Discussion
Both PCD and PID are part of the spectrum of suppurative lung diseases that describes individuals with persistent productive cough, recurrent pneumonia, and often bronchiectasis [3]. The PCD diagnostic testing guidelines acknowledge the importance of considering immunodeficiency testing especially when initial PCD genetic testing is not confirmatory[4]. Our cases further emphasize this recommendation, as both children presented with clinical symptoms that were consistent with PCD and with initial low nNO levels but were both later confirmed to have the same specific immunodeficiency.
The APDS1 is a primary immunodeficiency syndrome resulting from autosomal dominant heterozygous pathogenic variants. Affected individuals typically have abnormal lymphocyte subsets and develop recurrent sinopulmonary infections and often bronchiectasis. Other features include chronic diarrhea, recurrent viral infections and lymphadenopathy, as was noted in our second case, a clinical feature not routinely observed in PCD. Clinical features of PCD often overlap with those of PID. Organ laterality abnormalities and unexplained neonatal respiratory distress are more specific but not universal presentations of PCD and thus cannot always be used to differentiate from immunodeficiency. In individuals >5 years and with PCD, nNO values are persistently low [5] and thus the normalization in our first case was not consistent with a diagnosis of PCD. Confirmatory genetic testing and if needed ciliary EM studies following initial low nNO testing is recommended. When this testing fails to confirm a diagnosis of PCD, the differential should be expanded to include immunodeficiency while nNO testing continues to be repeated.
These two cases are the first reports of APDS1 presenting as PCD with initial low nNO testing; however other immunodeficiencies presentations have been reported in a similar manner including GATA2, RAG1, and polysaccharide antibody deficiency [2, 6]. These cases represent notable exceptions as there is evidence that nNO testing does have the ability to distinguish between PCD and many other cases of PID[6] and is still a useful diagnostic test, as illustrated in our first case in which the normalization of values prompted further work-up.

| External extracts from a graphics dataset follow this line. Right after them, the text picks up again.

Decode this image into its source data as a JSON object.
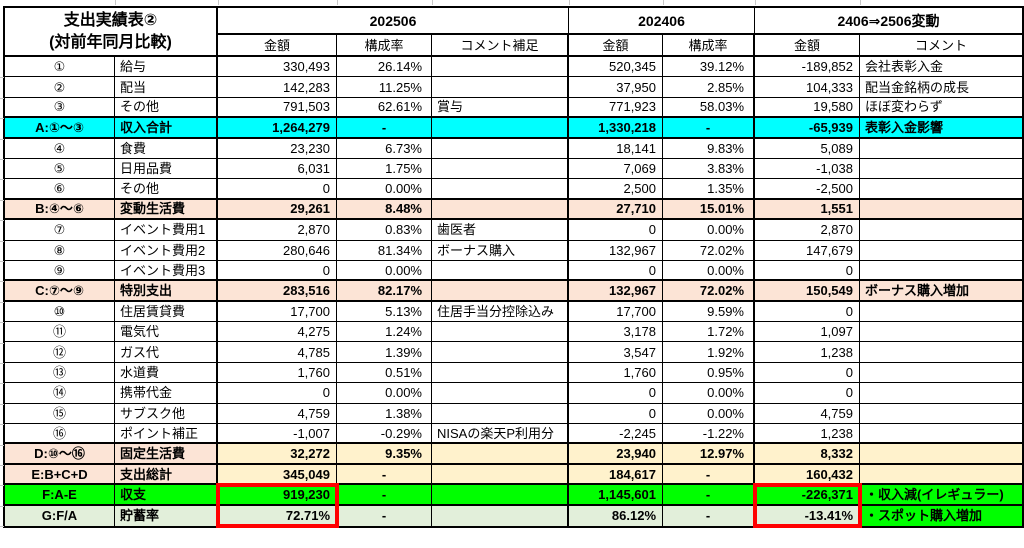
{
  "table": {
    "title": [
      "支出実績表②",
      "(対前年同月比較)"
    ],
    "period_headers": [
      "202506",
      "202406",
      "2406⇒2506変動"
    ],
    "sub_headers": [
      "金額",
      "構成率",
      "コメント補足",
      "金額",
      "構成率",
      "金額",
      "コメント"
    ],
    "rows": [
      {
        "style": "data",
        "cells": [
          "①",
          "給与",
          "330,493",
          "26.14%",
          "",
          "520,345",
          "39.12%",
          "-189,852",
          "会社表彰入金"
        ]
      },
      {
        "style": "data",
        "cells": [
          "②",
          "配当",
          "142,283",
          "11.25%",
          "",
          "37,950",
          "2.85%",
          "104,333",
          "配当金銘柄の成長"
        ]
      },
      {
        "style": "data",
        "cells": [
          "③",
          "その他",
          "791,503",
          "62.61%",
          "賞与",
          "771,923",
          "58.03%",
          "19,580",
          "ほぼ変わらず"
        ]
      },
      {
        "style": "cyan",
        "cells": [
          "A:①〜③",
          "収入合計",
          "1,264,279",
          "-",
          "",
          "1,330,218",
          "-",
          "-65,939",
          "表彰入金影響"
        ]
      },
      {
        "style": "data",
        "cells": [
          "④",
          "食費",
          "23,230",
          "6.73%",
          "",
          "18,141",
          "9.83%",
          "5,089",
          ""
        ]
      },
      {
        "style": "data",
        "cells": [
          "⑤",
          "日用品費",
          "6,031",
          "1.75%",
          "",
          "7,069",
          "3.83%",
          "-1,038",
          ""
        ]
      },
      {
        "style": "data",
        "cells": [
          "⑥",
          "その他",
          "0",
          "0.00%",
          "",
          "2,500",
          "1.35%",
          "-2,500",
          ""
        ]
      },
      {
        "style": "peach",
        "cells": [
          "B:④〜⑥",
          "変動生活費",
          "29,261",
          "8.48%",
          "",
          "27,710",
          "15.01%",
          "1,551",
          ""
        ]
      },
      {
        "style": "data",
        "cells": [
          "⑦",
          "イベント費用1",
          "2,870",
          "0.83%",
          "歯医者",
          "0",
          "0.00%",
          "2,870",
          ""
        ]
      },
      {
        "style": "data",
        "cells": [
          "⑧",
          "イベント費用2",
          "280,646",
          "81.34%",
          "ボーナス購入",
          "132,967",
          "72.02%",
          "147,679",
          ""
        ]
      },
      {
        "style": "data",
        "cells": [
          "⑨",
          "イベント費用3",
          "0",
          "0.00%",
          "",
          "0",
          "0.00%",
          "0",
          ""
        ]
      },
      {
        "style": "peach",
        "cells": [
          "C:⑦〜⑨",
          "特別支出",
          "283,516",
          "82.17%",
          "",
          "132,967",
          "72.02%",
          "150,549",
          "ボーナス購入増加"
        ]
      },
      {
        "style": "data",
        "cells": [
          "⑩",
          "住居賃貸費",
          "17,700",
          "5.13%",
          "住居手当分控除込み",
          "17,700",
          "9.59%",
          "0",
          ""
        ]
      },
      {
        "style": "data",
        "cells": [
          "⑪",
          "電気代",
          "4,275",
          "1.24%",
          "",
          "3,178",
          "1.72%",
          "1,097",
          ""
        ]
      },
      {
        "style": "data",
        "cells": [
          "⑫",
          "ガス代",
          "4,785",
          "1.39%",
          "",
          "3,547",
          "1.92%",
          "1,238",
          ""
        ]
      },
      {
        "style": "data",
        "cells": [
          "⑬",
          "水道費",
          "1,760",
          "0.51%",
          "",
          "1,760",
          "0.95%",
          "0",
          ""
        ]
      },
      {
        "style": "data",
        "cells": [
          "⑭",
          "携帯代金",
          "0",
          "0.00%",
          "",
          "0",
          "0.00%",
          "0",
          ""
        ]
      },
      {
        "style": "data",
        "cells": [
          "⑮",
          "サブスク他",
          "4,759",
          "1.38%",
          "",
          "0",
          "0.00%",
          "4,759",
          ""
        ]
      },
      {
        "style": "data",
        "cells": [
          "⑯",
          "ポイント補正",
          "-1,007",
          "-0.29%",
          "NISAの楽天P利用分",
          "-2,245",
          "-1.22%",
          "1,238",
          ""
        ]
      },
      {
        "style": "mix",
        "cells": [
          "D:⑩〜⑯",
          "固定生活費",
          "32,272",
          "9.35%",
          "",
          "23,940",
          "12.97%",
          "8,332",
          ""
        ]
      },
      {
        "style": "mix",
        "cells": [
          "E:B+C+D",
          "支出総計",
          "345,049",
          "-",
          "",
          "184,617",
          "-",
          "160,432",
          ""
        ]
      },
      {
        "style": "green",
        "cells": [
          "F:A-E",
          "収支",
          "919,230",
          "-",
          "",
          "1,145,601",
          "-",
          "-226,371",
          "・収入減(イレギュラー)"
        ]
      },
      {
        "style": "lgreen",
        "cells": [
          "G:F/A",
          "貯蓄率",
          "72.71%",
          "-",
          "",
          "86.12%",
          "-",
          "-13.41%",
          "・スポット購入増加"
        ]
      }
    ],
    "colors": {
      "highlight_cyan": "#00ffff",
      "highlight_green": "#00ff00",
      "highlight_peach": "#fce4d6",
      "highlight_yellow": "#fff2cc",
      "highlight_light_green": "#e2efda",
      "alert_box_red": "#ff0000"
    }
  }
}
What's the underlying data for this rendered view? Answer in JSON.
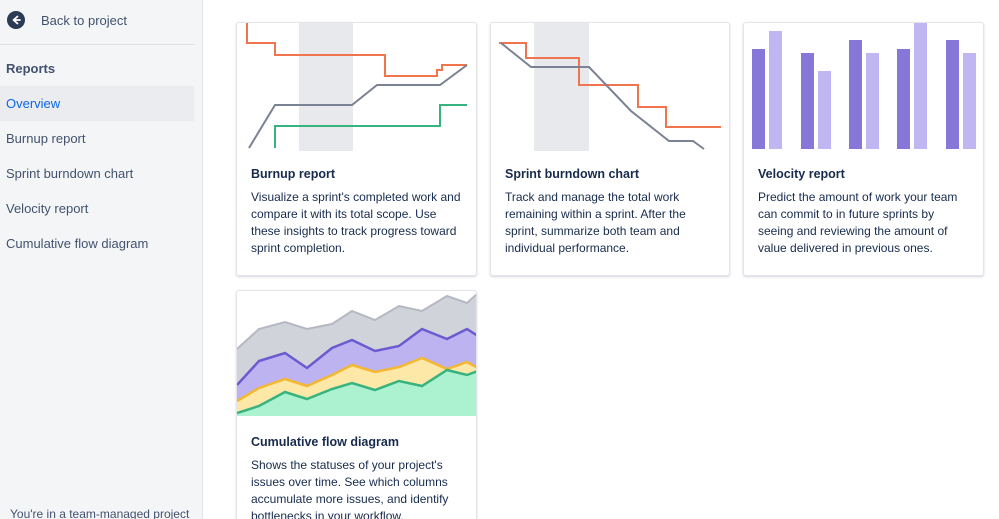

In conclusion, clinical features associated with PCD may overlap with PID and thus careful considerations are needed until a specific disease is confirmed. Nasal nitric oxide testing is a useful diagnostic tool in the work-up of individuals suspected to have PCD, but positive results need to be further confirmed with either genetic testing or ciliary EM. When PCD confirmatory testing is not conclusive, repeat nNO testing over time while considering an alternative diagnosis is strongly recommended.